One might think that a country famed worldwide for the quality of its televised dramas might likewise produce stageworthy sung dramas for the opera house. The static quality of the libretto, choosing to represent a life, rather than an episode in the life, is the chief problem. Barbato's music mixes a restrained modernism (most effective in the solo-chorus exchanges between President Rodrigues Alves and his critics) with pastiches of Brazilian popular genres (it must be noted that even if they were less artistically ambitious, they were warmly welcomed by the audience, especially the capoeira). The least effective moment for the work was the tedious on-stage solo saxophone in Act I, Scene II, in which the orchestra is not heard for what seems like an eternity (and worse, before it re-enters, the sax is joined on the scene by an accordion). The excellent chorus of the Theatro Municipal is generally heard offstage, muffling its impact, and causing problems with its coordination with the orchestra.

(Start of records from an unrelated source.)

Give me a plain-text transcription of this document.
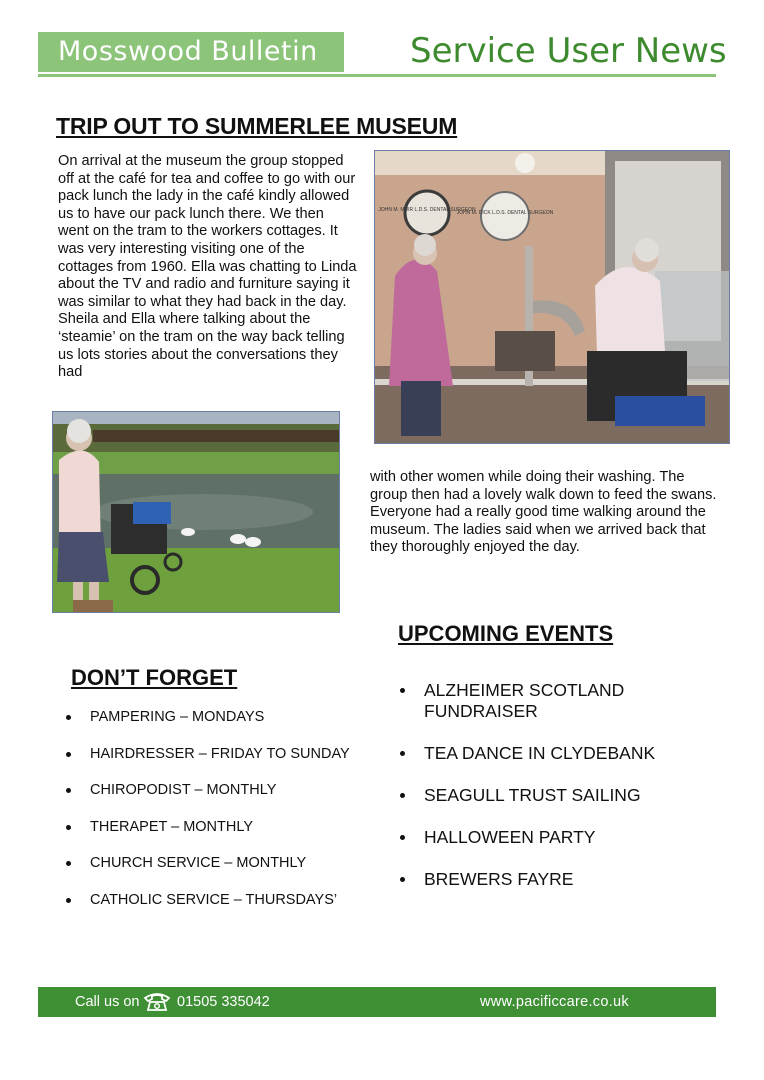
Mosswood Bulletin	Service User News
TRIP OUT TO SUMMERLEE MUSEUM
On arrival at the museum the group stopped off at the café for tea and coffee to go with our pack lunch the lady in the café kindly allowed us to have our pack lunch there. We then went on the tram to the workers cottages. It was very interesting visiting one of the cottages from 1960. Ella was chatting to Linda about the TV and radio and furniture saying it was similar to what they had back in the day. Sheila and Ella where talking about the ‘steamie’ on the tram on the way back telling us lots stories about the conversations they had
JOHN M. MUIR L.D.S. DENTAL SURGEON
JOHN M. DICK L.D.S. DENTAL SURGEON
with other women while doing their washing. The group then had a lovely walk down to feed the swans. Everyone had a really good time walking around the museum. The ladies said when we arrived back that they thoroughly enjoyed the day.
UPCOMING EVENTS
ALZHEIMER SCOTLAND FUNDRAISER
TEA DANCE IN CLYDEBANK
SEAGULL TRUST SAILING
HALLOWEEN PARTY
BREWERS FAYRE
DON’T FORGET
PAMPERING – MONDAYS
HAIRDRESSER – FRIDAY TO SUNDAY
CHIROPODIST – MONTHLY
THERAPET – MONTHLY
CHURCH SERVICE – MONTHLY
CATHOLIC SERVICE – THURSDAYS’
Call us on	01505 335042	www.pacificcare.co.uk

Of the singers, those making the most impact were bass Sebastião Teixeira as Cruz, and the excellent baritone Lício Bruno as Rodrigues Alves (he had turned in a stellar Papageno earlier in the season). The scenery and lighting were modern and effective (including projections), and with the blue fabric waves of the ocean in the closing scene making a memorable impression.